In a submission to the government’s energy review, announced by prime
minister Tony Blair in September 2005, the CBI said a new reactor programme
would only add about 10% to the UK’s existing volume of waste because modern
reactors are more efficient and produce less waste.

This would not significantly alter the nature of the waste challenge, it
said. The issue of waste is likely to become a political issue of site
choice, which has to be addressed anyway for legacy waste, rather than a
fundamental barrier to new-build.

On cost, the submission admitted nuclear has been a costly form of
generation for the UK in the past. However, it said the reasons for this are
well understood and include bespoke reactor design, political interference in
technology choices, and the ability to pass on any cost to energy users in a
state-run system. These problems would not be replicated for a new

The regulatory framework should be revised to allow nuclear to compete on
its own merits as a low carbon energy source, the CBI said.

The group called for pre-licensing of reactor designs, the “stable and
equitable treatment in legal and fiscal terms” of those investing in and
operating new nuclear reactors, and an improved planning process, with the
national case for allowing new nuclear construction decided nationally, and
local inquiries focusing only on site specific issues.

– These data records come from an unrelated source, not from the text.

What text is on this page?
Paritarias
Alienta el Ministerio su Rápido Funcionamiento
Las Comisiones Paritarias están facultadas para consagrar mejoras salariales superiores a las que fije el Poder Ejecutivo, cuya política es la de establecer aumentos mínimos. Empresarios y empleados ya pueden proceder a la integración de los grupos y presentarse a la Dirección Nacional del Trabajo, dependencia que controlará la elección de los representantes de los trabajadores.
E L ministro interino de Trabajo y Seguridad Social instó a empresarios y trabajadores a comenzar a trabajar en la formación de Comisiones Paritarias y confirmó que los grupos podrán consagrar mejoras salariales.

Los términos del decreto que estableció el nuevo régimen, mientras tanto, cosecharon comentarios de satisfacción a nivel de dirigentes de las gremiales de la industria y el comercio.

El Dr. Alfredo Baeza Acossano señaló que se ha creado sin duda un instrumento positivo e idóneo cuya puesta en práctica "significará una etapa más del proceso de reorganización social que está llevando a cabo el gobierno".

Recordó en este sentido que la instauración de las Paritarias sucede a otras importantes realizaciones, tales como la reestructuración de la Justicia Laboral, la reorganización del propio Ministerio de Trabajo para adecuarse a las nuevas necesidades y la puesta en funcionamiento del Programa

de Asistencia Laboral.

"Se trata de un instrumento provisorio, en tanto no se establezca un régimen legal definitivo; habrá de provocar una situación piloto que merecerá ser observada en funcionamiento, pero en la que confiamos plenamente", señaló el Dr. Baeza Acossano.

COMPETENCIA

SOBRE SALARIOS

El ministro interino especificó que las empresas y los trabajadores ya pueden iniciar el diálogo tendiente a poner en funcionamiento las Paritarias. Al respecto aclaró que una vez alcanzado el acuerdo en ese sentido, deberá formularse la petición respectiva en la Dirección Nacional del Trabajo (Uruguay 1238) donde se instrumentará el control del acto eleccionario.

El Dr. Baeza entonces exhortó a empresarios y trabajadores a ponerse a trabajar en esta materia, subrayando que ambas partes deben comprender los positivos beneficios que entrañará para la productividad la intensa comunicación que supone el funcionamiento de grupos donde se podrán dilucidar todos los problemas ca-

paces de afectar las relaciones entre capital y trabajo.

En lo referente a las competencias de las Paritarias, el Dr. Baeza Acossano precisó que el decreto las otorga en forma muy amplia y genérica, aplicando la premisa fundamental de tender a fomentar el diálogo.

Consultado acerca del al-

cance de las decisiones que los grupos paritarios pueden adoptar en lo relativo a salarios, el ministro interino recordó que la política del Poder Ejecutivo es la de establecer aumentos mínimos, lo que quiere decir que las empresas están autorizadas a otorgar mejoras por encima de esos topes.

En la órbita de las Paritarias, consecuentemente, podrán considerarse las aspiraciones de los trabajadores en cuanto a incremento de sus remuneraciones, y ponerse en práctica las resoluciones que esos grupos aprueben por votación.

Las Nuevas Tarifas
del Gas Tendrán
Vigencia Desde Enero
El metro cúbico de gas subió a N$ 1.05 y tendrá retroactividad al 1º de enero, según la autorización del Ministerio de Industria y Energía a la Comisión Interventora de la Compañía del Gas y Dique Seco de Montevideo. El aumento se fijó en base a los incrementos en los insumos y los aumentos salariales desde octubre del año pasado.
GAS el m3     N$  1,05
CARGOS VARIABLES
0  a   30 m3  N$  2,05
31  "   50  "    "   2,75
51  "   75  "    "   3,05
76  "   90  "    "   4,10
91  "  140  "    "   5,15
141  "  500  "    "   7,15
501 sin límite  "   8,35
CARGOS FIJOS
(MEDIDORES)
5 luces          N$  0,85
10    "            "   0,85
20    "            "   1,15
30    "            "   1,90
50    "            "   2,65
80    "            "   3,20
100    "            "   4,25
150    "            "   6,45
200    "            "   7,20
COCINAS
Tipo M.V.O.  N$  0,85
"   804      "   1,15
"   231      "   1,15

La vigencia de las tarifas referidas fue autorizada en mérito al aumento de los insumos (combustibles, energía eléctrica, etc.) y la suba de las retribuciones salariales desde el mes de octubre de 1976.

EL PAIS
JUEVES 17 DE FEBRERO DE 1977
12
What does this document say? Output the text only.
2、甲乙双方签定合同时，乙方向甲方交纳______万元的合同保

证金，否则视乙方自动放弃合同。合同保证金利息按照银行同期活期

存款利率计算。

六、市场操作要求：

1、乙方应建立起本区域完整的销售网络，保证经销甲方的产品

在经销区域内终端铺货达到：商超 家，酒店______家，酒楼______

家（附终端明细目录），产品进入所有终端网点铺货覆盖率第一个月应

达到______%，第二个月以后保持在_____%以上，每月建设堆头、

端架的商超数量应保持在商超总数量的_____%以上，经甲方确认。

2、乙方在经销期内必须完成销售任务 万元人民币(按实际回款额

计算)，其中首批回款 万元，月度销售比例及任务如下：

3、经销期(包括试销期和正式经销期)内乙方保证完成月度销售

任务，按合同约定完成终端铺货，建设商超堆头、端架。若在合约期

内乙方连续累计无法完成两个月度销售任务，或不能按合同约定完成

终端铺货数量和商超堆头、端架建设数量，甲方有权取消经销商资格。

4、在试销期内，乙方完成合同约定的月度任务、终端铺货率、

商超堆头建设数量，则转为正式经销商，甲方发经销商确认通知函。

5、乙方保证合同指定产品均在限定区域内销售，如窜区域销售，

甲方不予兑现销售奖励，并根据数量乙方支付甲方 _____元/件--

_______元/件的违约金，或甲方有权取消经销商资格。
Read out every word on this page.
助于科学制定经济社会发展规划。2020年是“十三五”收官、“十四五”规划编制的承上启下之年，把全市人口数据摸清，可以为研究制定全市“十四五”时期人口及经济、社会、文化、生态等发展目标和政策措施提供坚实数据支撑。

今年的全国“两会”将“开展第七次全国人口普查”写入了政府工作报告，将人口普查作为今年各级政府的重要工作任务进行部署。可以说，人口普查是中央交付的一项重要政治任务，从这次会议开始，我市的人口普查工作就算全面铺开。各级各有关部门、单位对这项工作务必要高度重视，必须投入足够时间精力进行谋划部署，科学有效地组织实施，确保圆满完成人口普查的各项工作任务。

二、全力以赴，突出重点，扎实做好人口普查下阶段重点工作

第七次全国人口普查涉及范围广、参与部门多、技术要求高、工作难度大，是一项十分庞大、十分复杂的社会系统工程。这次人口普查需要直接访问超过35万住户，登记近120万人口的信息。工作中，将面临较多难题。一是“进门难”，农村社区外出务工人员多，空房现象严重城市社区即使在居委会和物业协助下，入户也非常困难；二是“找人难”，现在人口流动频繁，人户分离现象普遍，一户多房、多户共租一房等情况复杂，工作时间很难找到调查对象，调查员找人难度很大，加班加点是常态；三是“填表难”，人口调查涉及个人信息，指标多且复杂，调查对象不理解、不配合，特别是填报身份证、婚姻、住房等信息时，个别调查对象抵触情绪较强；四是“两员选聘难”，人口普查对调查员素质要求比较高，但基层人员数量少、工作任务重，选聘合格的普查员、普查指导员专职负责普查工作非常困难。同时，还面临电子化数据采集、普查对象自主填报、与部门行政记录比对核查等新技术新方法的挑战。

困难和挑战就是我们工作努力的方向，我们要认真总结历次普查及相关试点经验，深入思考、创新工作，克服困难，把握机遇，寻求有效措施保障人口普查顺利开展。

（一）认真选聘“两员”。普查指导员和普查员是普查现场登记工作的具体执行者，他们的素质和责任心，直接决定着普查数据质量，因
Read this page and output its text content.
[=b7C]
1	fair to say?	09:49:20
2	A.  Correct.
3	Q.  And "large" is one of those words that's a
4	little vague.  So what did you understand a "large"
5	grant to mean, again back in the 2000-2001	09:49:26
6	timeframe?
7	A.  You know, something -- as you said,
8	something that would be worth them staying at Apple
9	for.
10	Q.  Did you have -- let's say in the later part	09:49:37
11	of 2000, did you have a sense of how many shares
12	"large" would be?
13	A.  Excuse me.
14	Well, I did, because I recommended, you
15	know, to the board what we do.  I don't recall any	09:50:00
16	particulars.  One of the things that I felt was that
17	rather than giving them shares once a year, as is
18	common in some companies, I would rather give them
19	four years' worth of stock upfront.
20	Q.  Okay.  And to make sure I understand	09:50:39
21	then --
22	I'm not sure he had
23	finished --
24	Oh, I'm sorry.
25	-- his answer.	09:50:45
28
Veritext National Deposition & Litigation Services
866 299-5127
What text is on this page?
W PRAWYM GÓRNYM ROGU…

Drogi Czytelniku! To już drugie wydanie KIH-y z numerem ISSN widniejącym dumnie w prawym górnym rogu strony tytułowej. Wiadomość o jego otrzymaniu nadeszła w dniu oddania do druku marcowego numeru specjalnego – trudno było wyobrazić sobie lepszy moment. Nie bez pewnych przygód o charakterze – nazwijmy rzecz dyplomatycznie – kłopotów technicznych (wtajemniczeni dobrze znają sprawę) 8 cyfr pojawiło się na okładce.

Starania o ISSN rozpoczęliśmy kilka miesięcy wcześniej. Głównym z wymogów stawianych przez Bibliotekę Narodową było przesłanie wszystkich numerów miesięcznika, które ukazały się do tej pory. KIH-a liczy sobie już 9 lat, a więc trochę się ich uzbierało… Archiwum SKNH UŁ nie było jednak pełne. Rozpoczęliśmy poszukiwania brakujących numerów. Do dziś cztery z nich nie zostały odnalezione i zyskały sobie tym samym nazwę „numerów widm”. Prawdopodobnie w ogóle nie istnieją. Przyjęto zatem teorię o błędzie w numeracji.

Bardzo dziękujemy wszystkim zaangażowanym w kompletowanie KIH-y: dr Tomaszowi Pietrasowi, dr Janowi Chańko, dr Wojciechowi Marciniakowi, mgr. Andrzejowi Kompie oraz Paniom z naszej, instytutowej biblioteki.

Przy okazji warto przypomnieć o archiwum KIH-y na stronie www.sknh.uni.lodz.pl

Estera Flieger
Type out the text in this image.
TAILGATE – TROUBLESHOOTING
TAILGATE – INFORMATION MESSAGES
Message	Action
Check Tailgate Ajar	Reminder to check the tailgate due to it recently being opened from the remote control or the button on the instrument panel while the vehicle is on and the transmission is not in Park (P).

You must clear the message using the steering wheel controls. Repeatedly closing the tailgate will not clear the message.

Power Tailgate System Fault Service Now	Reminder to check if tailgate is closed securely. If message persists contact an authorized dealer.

CBI director-general Sir Digby Jones said a planning process designed in the
middle of the last century is hampering the ability of business to deliver
the energy projects needed today and in the future. And he said instead of
“irresponsible scaremongering” by anti-nuclear lobby groups, what the country
badly needs is a mature, factually based debate.

Sir Digby said if the government delivers greater clarity about carbon, the
UK could well see the power industry commit major sums to new nuclear build.